All the people that came before us to expose us to these medicines. These are not “drugs”. They are medicines. The indigenous people who have been using it for centuries, Maria Sabina, and the eastern world’s healing and meditation practices showed the way to the western world.
The many women who don’t get recognized – Valentina Wasson, Kat Harrison, Mabel Luhan, Gertrud Paltin, Ann Shulgin, Susi Ramstein (Hoffman’s assistant), Adelle David, Betty Eisner, Lisa Beiberman, and their current contemporaries: Shelby Hartman & Madison Margolin of DoubleBlind magazine, Amanda Fielding of Beckley Foundation, Bia Labate of Charcuna, Kim Kuypers, Dr. Rosalind Watts, Dr. Julie Holland.
The early research pioneers like Timothy Leary, Richard Alpert (Ram Dass), Ralph Metzner, Aldous Huxley, Stanislov Grof, Huston Smith, Albert Hoffman, Humphrey Osmond, Alan Watts, The Shulgins, and many more.
The people who brought it out of the shadows when it got buried for no good reason, like Michael Pollan, Paul Stamets, Terrence and Dennis McKenna, James Fadiman, Rick Doblin. All the research organizations (MAPS, UCSF, Johns Hopkins, Imperial College of London, et al) that are going thru the approval process, as ridiculous as that is, working to make this available for mental health treatment for those that are suffering from PTSD, addiction, etc, and yes, healthy normals.

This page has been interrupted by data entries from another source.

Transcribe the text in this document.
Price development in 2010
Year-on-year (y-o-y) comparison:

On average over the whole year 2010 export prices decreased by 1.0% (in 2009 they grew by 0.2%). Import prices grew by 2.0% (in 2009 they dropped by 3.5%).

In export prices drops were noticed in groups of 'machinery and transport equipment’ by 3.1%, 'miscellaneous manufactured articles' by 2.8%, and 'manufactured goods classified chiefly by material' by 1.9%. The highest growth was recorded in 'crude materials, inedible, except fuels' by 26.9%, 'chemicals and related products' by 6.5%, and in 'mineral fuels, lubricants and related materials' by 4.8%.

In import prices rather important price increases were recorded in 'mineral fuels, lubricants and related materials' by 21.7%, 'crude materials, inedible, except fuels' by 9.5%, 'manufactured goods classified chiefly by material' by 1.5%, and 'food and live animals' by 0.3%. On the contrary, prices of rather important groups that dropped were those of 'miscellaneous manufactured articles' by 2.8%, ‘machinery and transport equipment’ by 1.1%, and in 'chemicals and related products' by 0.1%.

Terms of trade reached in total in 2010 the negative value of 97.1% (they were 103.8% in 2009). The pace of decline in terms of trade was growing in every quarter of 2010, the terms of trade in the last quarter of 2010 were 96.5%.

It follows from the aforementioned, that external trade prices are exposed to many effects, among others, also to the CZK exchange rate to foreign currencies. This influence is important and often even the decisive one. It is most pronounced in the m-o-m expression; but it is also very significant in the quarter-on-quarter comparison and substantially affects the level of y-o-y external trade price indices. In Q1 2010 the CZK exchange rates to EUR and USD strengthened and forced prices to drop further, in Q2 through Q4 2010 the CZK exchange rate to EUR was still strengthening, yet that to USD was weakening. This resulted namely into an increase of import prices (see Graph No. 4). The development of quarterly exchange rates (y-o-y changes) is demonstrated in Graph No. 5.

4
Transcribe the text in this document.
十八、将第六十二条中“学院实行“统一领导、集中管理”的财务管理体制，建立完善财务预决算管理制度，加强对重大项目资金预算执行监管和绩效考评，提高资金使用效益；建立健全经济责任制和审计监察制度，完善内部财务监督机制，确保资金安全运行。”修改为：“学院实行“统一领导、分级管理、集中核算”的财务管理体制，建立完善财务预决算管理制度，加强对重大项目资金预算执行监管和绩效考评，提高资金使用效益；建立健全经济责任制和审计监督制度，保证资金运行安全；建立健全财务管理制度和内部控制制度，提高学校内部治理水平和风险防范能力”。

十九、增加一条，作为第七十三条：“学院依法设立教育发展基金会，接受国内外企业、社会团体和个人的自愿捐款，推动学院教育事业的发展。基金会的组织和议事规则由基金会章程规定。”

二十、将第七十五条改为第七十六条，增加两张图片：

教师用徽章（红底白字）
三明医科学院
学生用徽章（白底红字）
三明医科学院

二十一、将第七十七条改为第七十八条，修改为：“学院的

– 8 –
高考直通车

The companies that are promoting open science, open-source, natural plants as opposed to those who are using IP and patents for extractive use rather than building a regenerative economy with the community.
All the guides, integration therapists, journey space providers who are working underground to help people heal.
To the advocacy and legalization groups who are working to decriminalize and legalize these plant medicines.
The education, training advocates, who are sharing their knowledge to help people understand the benefits and reduce risks with an emphasis on guided therapies with intention, set, and setting as key tenets for a positive experience with these medicines.
Lastly, the people that need the healing. That’s who should be listened to first, like the vets and others who suffer from PTSD. The people that have experienced it firsthand are the ones that should be represented, by a wide margin, when laws and regulations are being considered. They are the ones that must go through a very difficult journey to even consider using these compounds and then having to find, filter, and select a guide/therapist while everything is underground, are the exceptional heroes.
If you could create a psychedelic to do anything you wanted, what would it do?
It would get people to appreciate, develop, and deepen in-person human connections where ego is out of the equation. Easier said than done. It takes experiencing this with a qualified guide and integration work, preferably in a natural setting.